Il caso dello studente che fa il gesto della pistola – Tra i motivi di polemica durante la seduta, c’è stato anche il caso dello studente 16enne che, mentre assisteva al dibattito insieme alla sua classe, ha fatto il segno della pistola con le mani. La vicenda è stata segnalata al questore anziano Gaetano Nastri (FdI) che ha poi incontrato la professoressa che ha subito stigmatizzato il comportamento e il protagonista. Un gesto inappropriato, ha minimizzato Nastri, e ha fatto sapere che il ragazzo è già pentito e si è scusato. Meloni, nel corso della replica, ha detto: “Grazie per la solidarietà: su quanto accaduto non ho nulla da aggiungere, mi colpisce che un gesto del genere avvenga in un’Aula come questa nel giorno dell’anniversario della morte di Marco Biagi, un servitore delle istituzioni, dello Stato che ha pagato con la vita la sua disponibilità verso le istituzioni”. Intanto, interpellata dall’agenzia Ansa, la preside del liceo Righi di Roma Cinzia Giacomobono ha assicurato che sarà assunto “un provvedimento disciplinare”.

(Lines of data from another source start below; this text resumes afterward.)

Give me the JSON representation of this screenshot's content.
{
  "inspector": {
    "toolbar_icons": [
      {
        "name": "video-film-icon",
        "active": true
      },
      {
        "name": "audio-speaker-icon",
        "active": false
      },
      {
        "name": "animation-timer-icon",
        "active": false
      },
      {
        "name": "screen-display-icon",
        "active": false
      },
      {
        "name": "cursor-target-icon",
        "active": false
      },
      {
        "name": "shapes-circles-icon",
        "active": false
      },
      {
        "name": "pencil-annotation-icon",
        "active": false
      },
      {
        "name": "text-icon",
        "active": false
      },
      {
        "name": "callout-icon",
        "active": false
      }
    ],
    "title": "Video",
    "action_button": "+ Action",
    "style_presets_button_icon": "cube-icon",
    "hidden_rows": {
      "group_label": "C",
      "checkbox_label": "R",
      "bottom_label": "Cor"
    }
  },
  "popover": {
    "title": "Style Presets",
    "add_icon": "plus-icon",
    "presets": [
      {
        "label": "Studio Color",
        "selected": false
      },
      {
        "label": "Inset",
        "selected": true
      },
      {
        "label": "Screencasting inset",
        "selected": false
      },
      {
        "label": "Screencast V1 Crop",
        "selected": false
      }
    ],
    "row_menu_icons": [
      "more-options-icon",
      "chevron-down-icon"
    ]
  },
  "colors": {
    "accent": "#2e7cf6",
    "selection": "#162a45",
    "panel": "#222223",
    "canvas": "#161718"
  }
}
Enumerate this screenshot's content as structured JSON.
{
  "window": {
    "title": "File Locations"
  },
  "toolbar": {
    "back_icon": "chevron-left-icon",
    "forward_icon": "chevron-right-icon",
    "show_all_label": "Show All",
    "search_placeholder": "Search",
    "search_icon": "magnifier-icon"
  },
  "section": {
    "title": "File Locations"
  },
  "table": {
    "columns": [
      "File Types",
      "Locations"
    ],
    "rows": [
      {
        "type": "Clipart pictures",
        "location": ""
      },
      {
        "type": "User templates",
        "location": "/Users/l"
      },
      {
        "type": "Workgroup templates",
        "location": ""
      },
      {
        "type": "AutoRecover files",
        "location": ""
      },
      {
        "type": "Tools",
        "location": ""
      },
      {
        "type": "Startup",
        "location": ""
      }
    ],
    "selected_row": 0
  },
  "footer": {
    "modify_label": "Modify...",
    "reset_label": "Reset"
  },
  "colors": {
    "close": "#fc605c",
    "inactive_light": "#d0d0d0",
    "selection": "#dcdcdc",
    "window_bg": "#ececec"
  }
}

La risoluzione di maggioranza per il “sostegno a Kiev” – Nel testo che le Camere dovranno votare, si legge, che si impegna il governo “a continuare ad assicurare all’Ucraina un forte sostegno declinato nelle diverse dimensioni, politico-diplomatica, economico-finanziaria, militare e umanitaria, per tutto il tempo necessario”; a “favorire ogni iniziativa diplomatica finalizzata ad una risoluzione del conflitto, rispettosa del diritto internazionale”; a “ribadire la condanna per la detenzione e la morte disumana di Alexsey Navalny e per la repressione delle pacifiche manifestazioni in sua memoria”. Si impegna il governo “a proseguire, anche come presidenza di turno del G7, l’azione di mediazione già perseguita dal nostro Paese per il superamento della crisi in corso in Medio Oriente sulla base del rispetto del diritto internazionale e nel quadro della cooperazione con le Nazioni Unite”; a “ribadire la più ferma condanna di Hamas per l’attacco terroristico contro Israele del 7 ottobre scorso e al tempo stesso a proseguire con l’intenso impegno diplomatico per il raggiungimento di una pausa umanitaria che porti ad un cessate il fuoco duraturo, alla liberazione di tutti gli ostaggi e che garantisca la protezione della popolazione civile”. Si punta anche a “continuare a fornire tutta l’assistenza umanitaria necessaria alla popolazione palestinese, in linea con le iniziative già intraprese fin dalle prime fasi della crisi e che hanno profilato l’Italia in un ruolo di primo piano a livello internazionale” e a “condannare fermamente ogni forma di antisemitismo anche alla luce dei preoccupanti episodi di intolleranza verificatisi nell’ultimo periodo”.